2024年7月18日に多摩動物公園の
スイギュウの「まる」(メス、11歳)が出産しました。生まれた子どもの性別はメスで、名前は「さち」といいます。父親は「幸吉」(オス、6歳)です。
さちは生後6日目には、白い歯も生えており、初めて体重を測ると35.9kgでまるの体重の約15分の1程度でした。
室内ではえさを食べているまるの周りを走り回っていました。同日に初めて運動場に出た際には、まだ慣れていない場所だからなのか、常に「まる」の近くにいて離れず、恐る恐る地面の匂いを嗅ぎ、周囲のようすを確認しながら歩く姿が見られました。
しかし、3時間ほど経つと恐怖心はどこにいったのかというほど元気よく駆け回る姿が確認できました。生後2週間には角も生え始めました。

生まれた日の「さち」(2024年7月18日撮影)
生後1か月ごろになると、運動場にも慣れ始め、まるから離れても平気になってきたようすで、まるの周りだけではなく運動場全体を走り回るようになりました。そんなさちの姿をまるは少し心配そうに見つめながら「くぅくぅ」と鳴いて呼ぶ姿も見られましたが、そんなこともお構いなしで走り回るさちでした。
また、いつもまるや幸吉が泥浴びしているぬた場がスイギュウの小路から下を覗き込むとあるのですが、まるの行動を見て覚えたのか、さちも水溜りに脚を入れ、座り込んで浸かるような行動をとるようになりました。
しかし、さちがプールに入っている姿をまだ見ることができていないので、今後どのタイミングでプールに入ってくれるのか私たち飼育係も楽しみです。
スイギュウは汗腺が少なく泥浴びや水浴びをして体温調節をします。また、泥浴びには、体温調節をするだけでなく日光から皮膚を守り虫除けなどの効果もあります。さちも母親の真似をすることで、生きていくうえで必要な行動を徐々に身につけているようです。

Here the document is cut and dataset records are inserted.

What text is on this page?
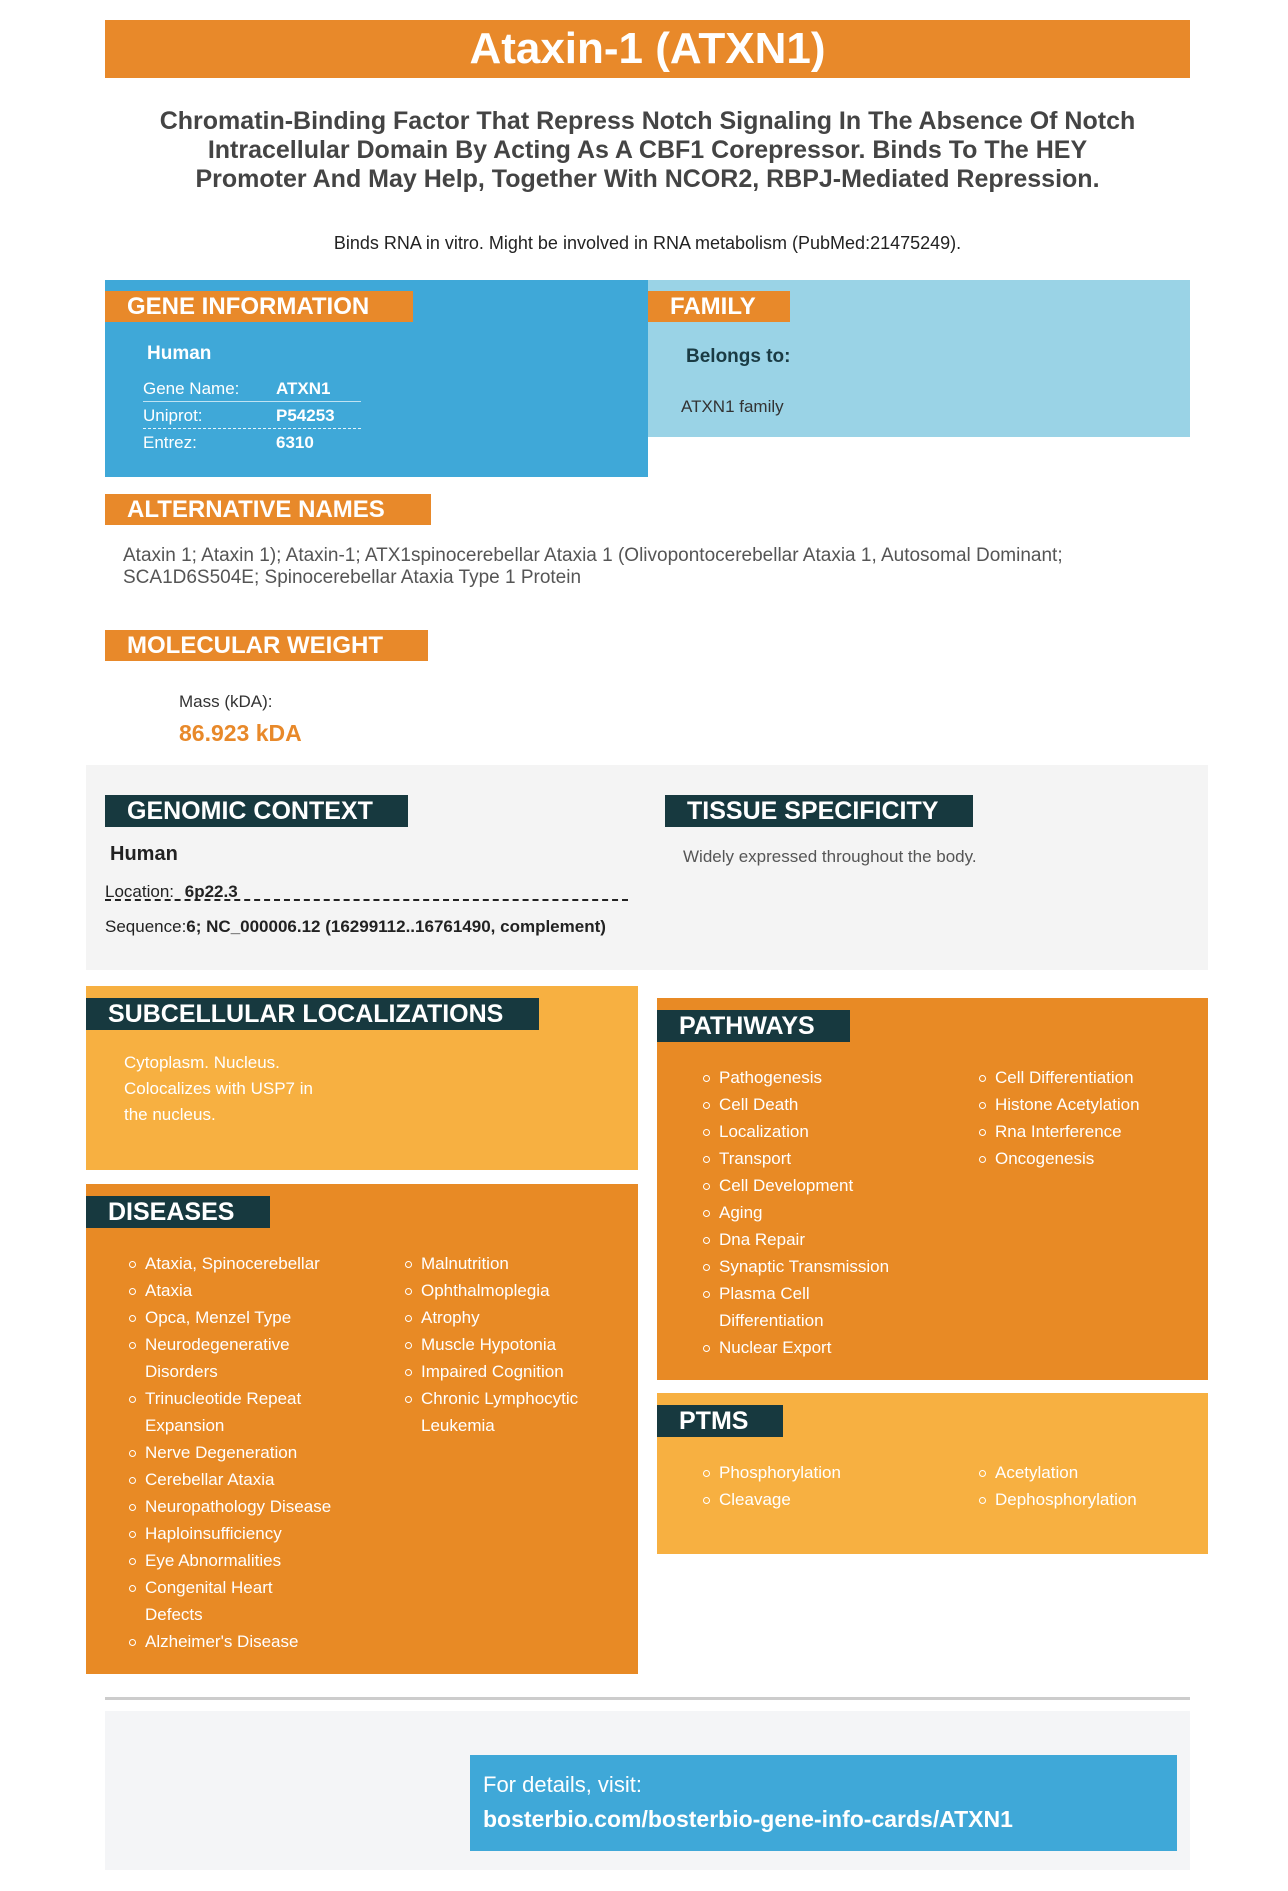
Ataxin-1 (ATXN1)
Chromatin-Binding Factor That Repress Notch Signaling In The Absence Of Notch
Intracellular Domain By Acting As A CBF1 Corepressor. Binds To The HEY
Promoter And May Help, Together With NCOR2, RBPJ-Mediated Repression.
Binds RNA in vitro. Might be involved in RNA metabolism (PubMed:21475249).
GENE INFORMATION
Human
Gene Name: ATXN1
Uniprot:	P54253
Entrez:	6310
FAMILY
Belongs to:
ATXN1 family
ALTERNATIVE NAMES
Ataxin 1; Ataxin 1); Ataxin-1; ATX1spinocerebellar Ataxia 1 (Olivopontocerebellar Ataxia 1, Autosomal Dominant;
SCA1D6S504E; Spinocerebellar Ataxia Type 1 Protein
MOLECULAR WEIGHT
Mass (kDA):
86.923 kDA
GENOMIC CONTEXT
Human
Location: 6p22.3
Sequence:6; NC_000006.12 (16299112..16761490, complement)
TISSUE SPECIFICITY
Widely expressed throughout the body.
SUBCELLULAR LOCALIZATIONS
Cytoplasm. Nucleus.
Colocalizes with USP7 in
the nucleus.
DISEASES
Ataxia, Spinocerebellar
Ataxia
Opca, Menzel Type
Neurodegenerative
Disorders
Trinucleotide Repeat
Expansion
Nerve Degeneration
Cerebellar Ataxia
Neuropathology Disease
Haploinsufficiency
Eye Abnormalities
Congenital Heart
Defects
Alzheimer's Disease
Malnutrition
Ophthalmoplegia
Atrophy
Muscle Hypotonia
Impaired Cognition
Chronic Lymphocytic
Leukemia
PATHWAYS
Pathogenesis
Cell Death
Localization
Transport
Cell Development
Aging
Dna Repair
Synaptic Transmission
Plasma Cell
Differentiation
Nuclear Export
Cell Differentiation
Histone Acetylation
Rna Interference
Oncogenesis
PTMS
Phosphorylation
Cleavage
Acetylation
Dephosphorylation
For details, visit:
bosterbio.com/bosterbio-gene-info-cards/ATXN1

水たまりにつかる「さち」(2024年7月31日撮影)
生後2か月ごろになると、まるが食べているえさをさちも少しずつ食べるようになってきました。
まるには乾草、青草、圧ぺん大麦、シラカシの枝葉を与えています。さちもまると同じえさを少しずつ食べているようですが、その中でも今さちがいちばんよく食べるものはシラカシの葉と青草のようです。
スイギュウに与えているシラカシのほとんどは園内で栽培しています。多摩動物公園ならではの広い敷地を活用し、シラカシの木を育てています。シラカシの木が大きくおいしく育つよう定期的に剪定するなど飼育係が管理して、おいしそうなものを選んでスイギュウに与えています。

シラカシの葉を食べる「さち」(2024年10月2日撮影)
生後3か月目には、角の長さは6cm程度で、えさはシラカシの葉や青草など食べる量も少しずつ増え始めてきました。次回、体重測定をおこなう際に初めて測った体重35.9kgからどのくらい体重が増えているのか楽しみです。
今後もさちの成長をあたたかく見守っていただけたらと思います。